You will never be good enough for someone. Your overbearing mother, that snippy colleague, your teacher with students much better than you, maybe even yourself. At the same time, you will always be good enough for someone or for some group of people. They want what you’re working on. They support you. They want you to succeed. Work for them.
It’s simply impossible to do everything that you want to do. We have to make choices, decide on what is essential and what can wait for a rainy day. We can either deliberately choose those things or we can let our subconscious and the rest of the world make the decision for us. We just never seem to get around to that thing that’s really important. If you’re going to avoid something, consciously decide to avoid it. If you’re going to do something, make the decision to do it. Be the kind of person who mindfully and carefully selects what to do with the limited time and cognitive room we have. That important thing that you never get around to doing is probably really important.
It’s easy to underestimate the time it takes to do something. Booking hotel rooms should be easy. What’s your budget? Where? This hotel is closer to the venue but further from the airport (and the plane that lands at midnight). Eventually, you have to book a hotel room--but it might take a while to get there. Leave yourself time to make good decisions, especially for logistics and marketing.
Does your project not seem real to you? Try doing something tangible to move it forward. Planning, making spreadsheets, budgeting, building a website are vital steps, but they also don’t create something you can touch. Contact the venue or the musicians. Put money down--or do something that puts you on the hook. You’ll feel the responsibility--and the corresponding sense of realness.
Sometimes, you just have to move on from a project. It’s not working for some reason. There’s no sense in spending more time and money on something just because you’ve already spent time and money (the sunk cost fallacy). Maybe you were desperate to make it work--it’s your passion project. Think about why it’s not working. If you can find a way to move it forward, great. If you can’t, set it aside--at least for now. We can always return to our old projects with a fresh mind.
If you could do anything, what would it be? Would it be the same thing that you’re doing now? We might not be able to do what we want to the same degree if we had a ton of money or time. But we can do what we want to a lesser degree--proportional to the amount of time and money we do have. Why wait to start doing what you want?
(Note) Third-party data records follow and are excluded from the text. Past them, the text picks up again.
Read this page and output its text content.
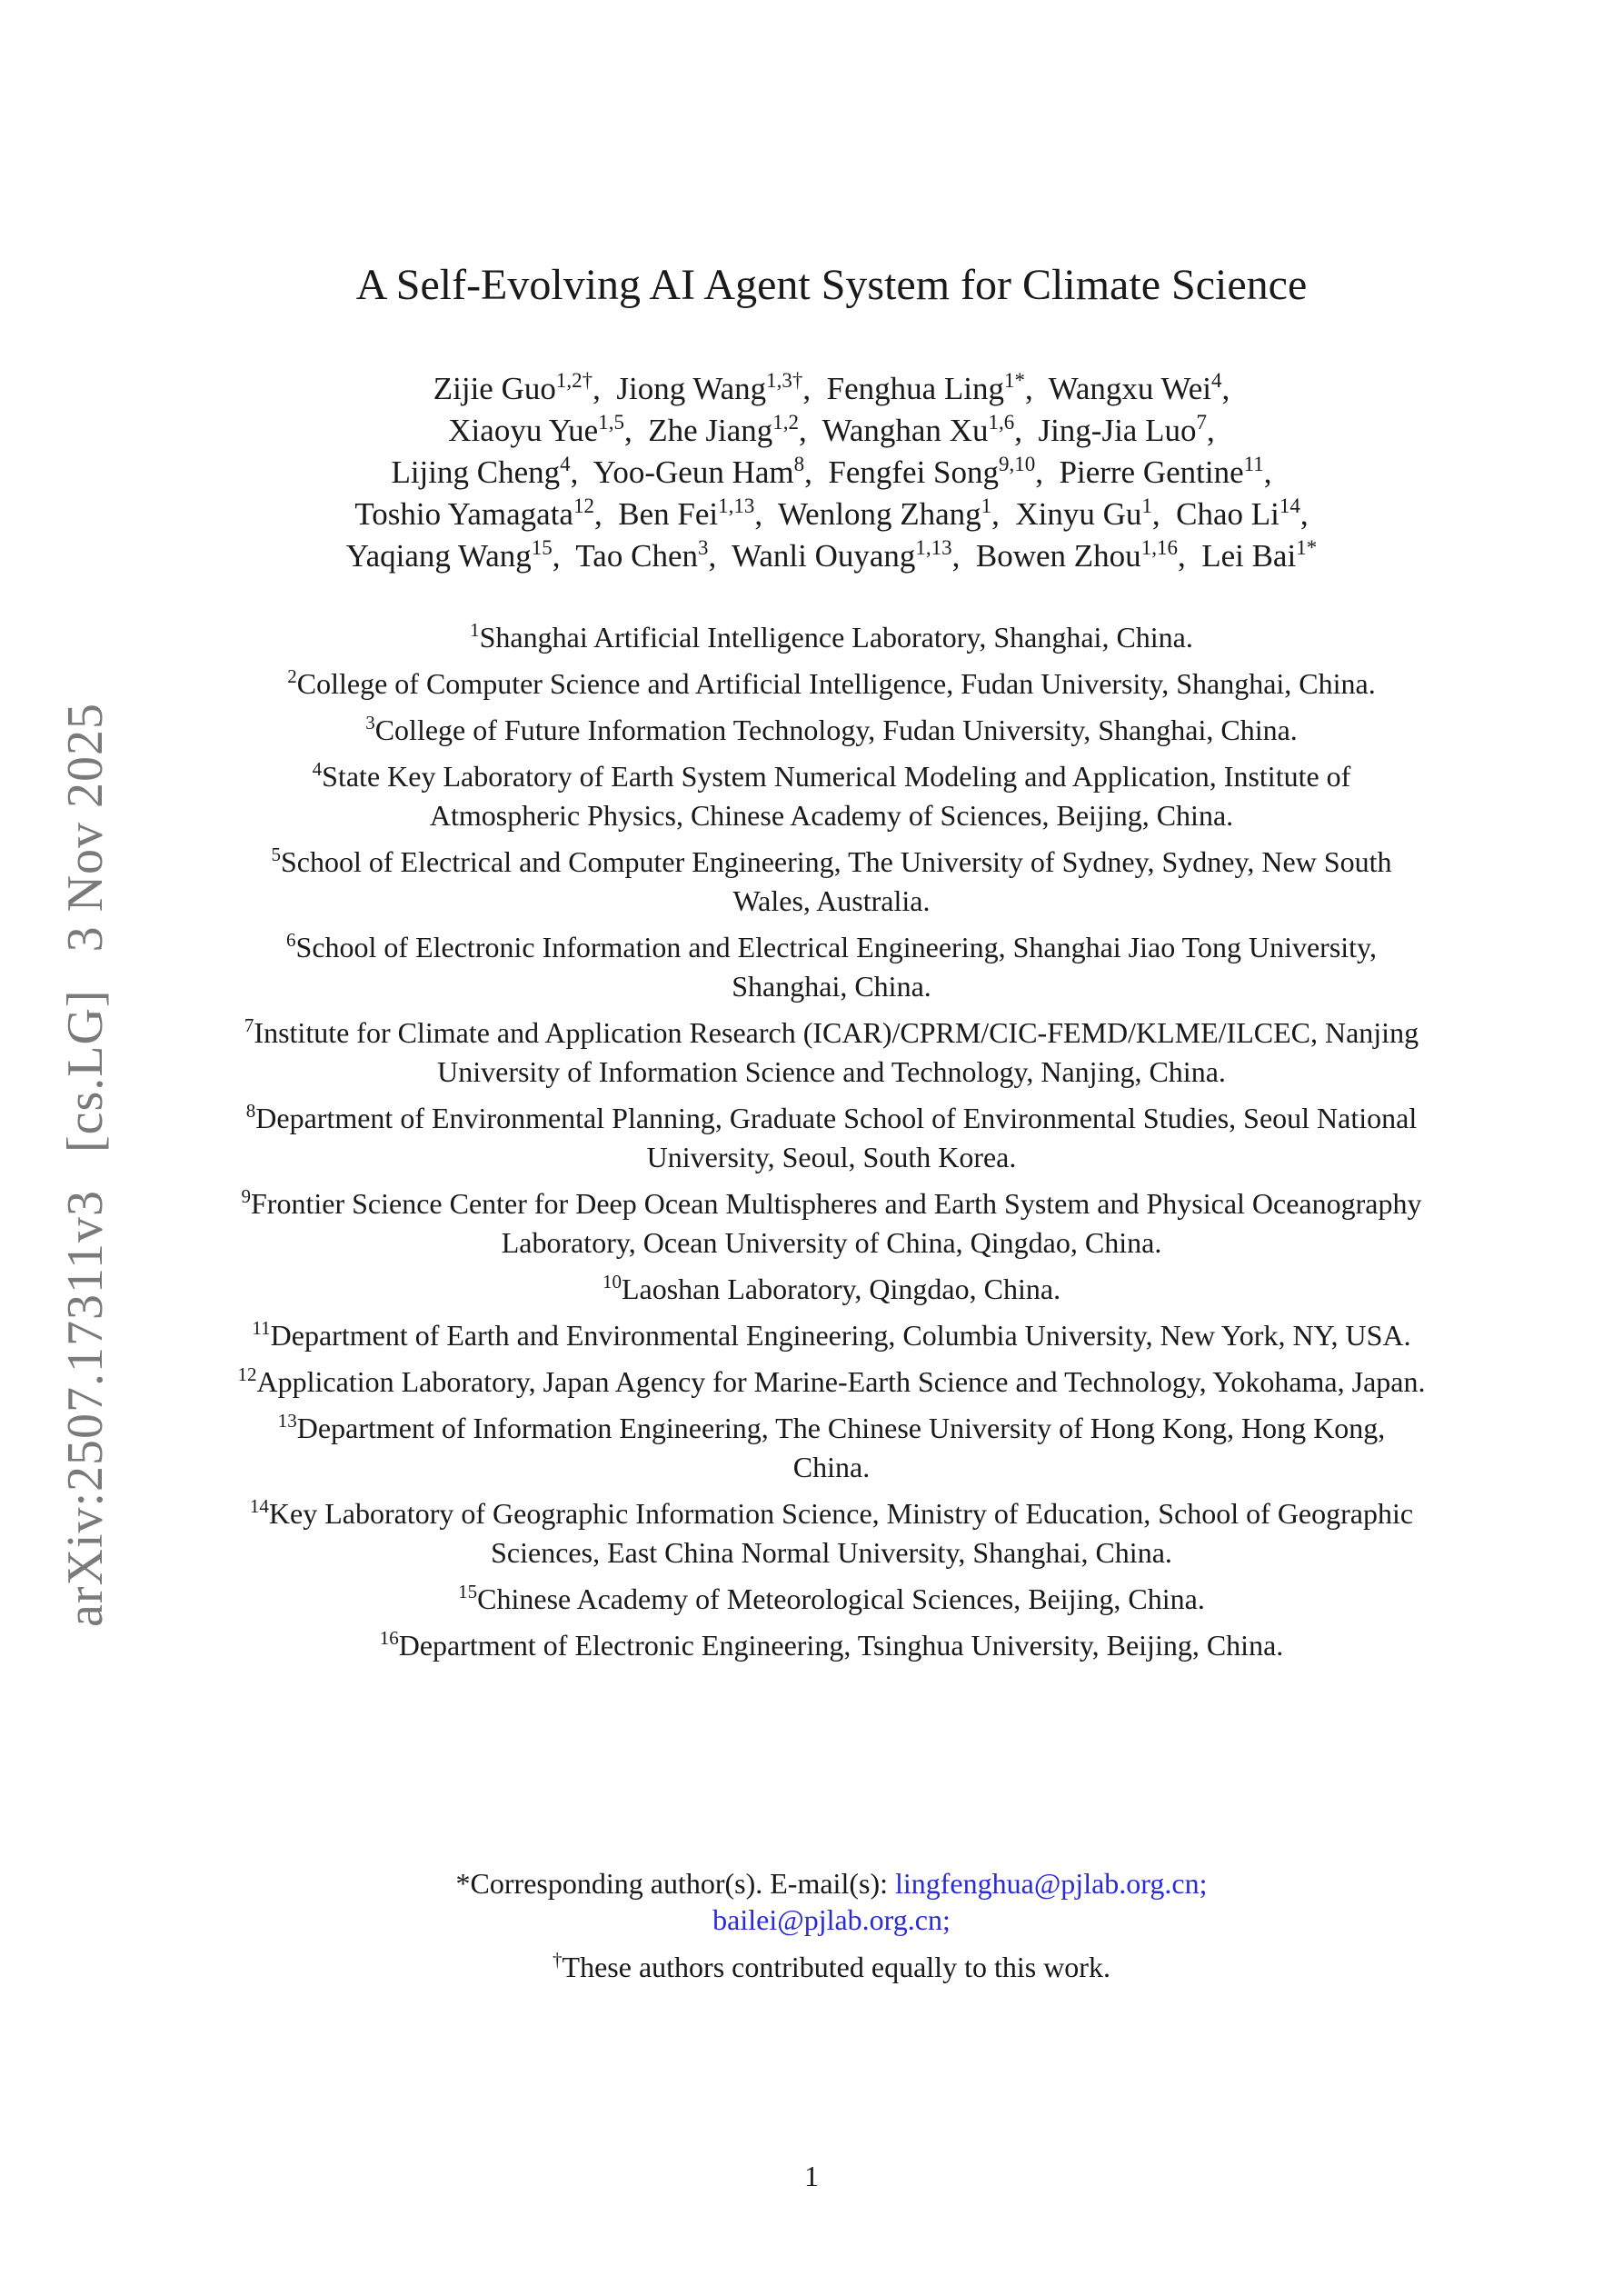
arXiv:2507.17311v3 [cs.LG] 3 Nov 2025
A Self-Evolving AI Agent System for Climate Science
Zijie Guo$^{1,2\dagger}$,  Jiong Wang$^{1,3\dagger}$,  Fenghua Ling$^{1*}$,  Wangxu Wei$^4$,
Xiaoyu Yue$^{1,5}$,  Zhe Jiang$^{1,2}$,  Wanghan Xu$^{1,6}$,  Jing-Jia Luo$^7$,
Lijing Cheng$^4$,  Yoo-Geun Ham$^8$,  Fengfei Song$^{9,10}$,  Pierre Gentine$^{11}$,
Toshio Yamagata$^{12}$,  Ben Fei$^{1,13}$,  Wenlong Zhang$^1$,  Xinyu Gu$^1$,  Chao Li$^{14}$,
Yaqiang Wang$^{15}$,  Tao Chen$^3$,  Wanli Ouyang$^{1,13}$,  Bowen Zhou$^{1,16}$,  Lei Bai$^{1*}$
$^1$Shanghai Artificial Intelligence Laboratory, Shanghai, China.
$^2$College of Computer Science and Artificial Intelligence, Fudan University, Shanghai, China.
$^3$College of Future Information Technology, Fudan University, Shanghai, China.
$^4$State Key Laboratory of Earth System Numerical Modeling and Application, Institute of Atmospheric Physics, Chinese Academy of Sciences, Beijing, China.
$^5$School of Electrical and Computer Engineering, The University of Sydney, Sydney, New South Wales, Australia.
$^6$School of Electronic Information and Electrical Engineering, Shanghai Jiao Tong University, Shanghai, China.
$^7$Institute for Climate and Application Research (ICAR)/CPRM/CIC-FEMD/KLME/ILCEC, Nanjing University of Information Science and Technology, Nanjing, China.
$^8$Department of Environmental Planning, Graduate School of Environmental Studies, Seoul National University, Seoul, South Korea.
$^9$Frontier Science Center for Deep Ocean Multispheres and Earth System and Physical Oceanography Laboratory, Ocean University of China, Qingdao, China.
$^{10}$Laoshan Laboratory, Qingdao, China.
$^{11}$Department of Earth and Environmental Engineering, Columbia University, New York, NY, USA.
$^{12}$Application Laboratory, Japan Agency for Marine-Earth Science and Technology, Yokohama, Japan.
$^{13}$Department of Information Engineering, The Chinese University of Hong Kong, Hong Kong, China.
$^{14}$Key Laboratory of Geographic Information Science, Ministry of Education, School of Geographic Sciences, East China Normal University, Shanghai, China.
$^{15}$Chinese Academy of Meteorological Sciences, Beijing, China.
$^{16}$Department of Electronic Engineering, Tsinghua University, Beijing, China.
*Corresponding author(s). E-mail(s): lingfenghua@pjlab.org.cn;
bailei@pjlab.org.cn;
†These authors contributed equally to this work.
1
We all have personal, social, and professional lives. Sometimes they overlap (especially in music). Difficulties in one can lead to difficulties in another just because one suddenly needs more time. When that happens, take the time that you need. If you’re going through a breakup, figure out what you need to do for that (maybe it’s to keep yourself busy with your projects). Whatever you do, handle it straight on. Be honest with yourself. If that grant rejection hurt, acknowledge that. Make adjustments. Learn from what has happened. Push yourself but stay mentally and physically healthy. Music is too hard a business to put yourself at a disadvantage by ignoring the fires of life that inevitably pop up.
Music is collaborative by nature. Typically, there is more than one musician. A composer. An audience. Without these, we can make sounds but we really can’t make music. So, don’t think you can do it alone. Invite others to join you.
Advice can be helpful. We can learn lessons from other people without having to go through the same difficulties. Sometimes, though, we end up in a cycle of asking how to do something or whether to do something. We want to get it right--after all, most of classical music training is about doing things correctly. After a while, though, you’re just wasting your time and letting the fear of failure get in your way...do something. Succeed. Or fail. At least you’ll be closer to your goal.
What do you really love? What causes that feeling in your stomach when you can’t really explain why you love something so much? Maybe you love Chopin’s nocturnes or perhaps Sibelius’ tone poems. Or you might love the feeling you get when a group sits down together or the first time a commissioned work comes off the page with real musicians.
That feeling is special and tells us a lot about ourselves--and provides a reason to keep going. If you find that you never truly love any aspect of music or working with others, then you should explore why that is. Are you too afraid to feel something or should you do something else with your life? The deepest part of yourself is trying to communicate with you through music. You should listen.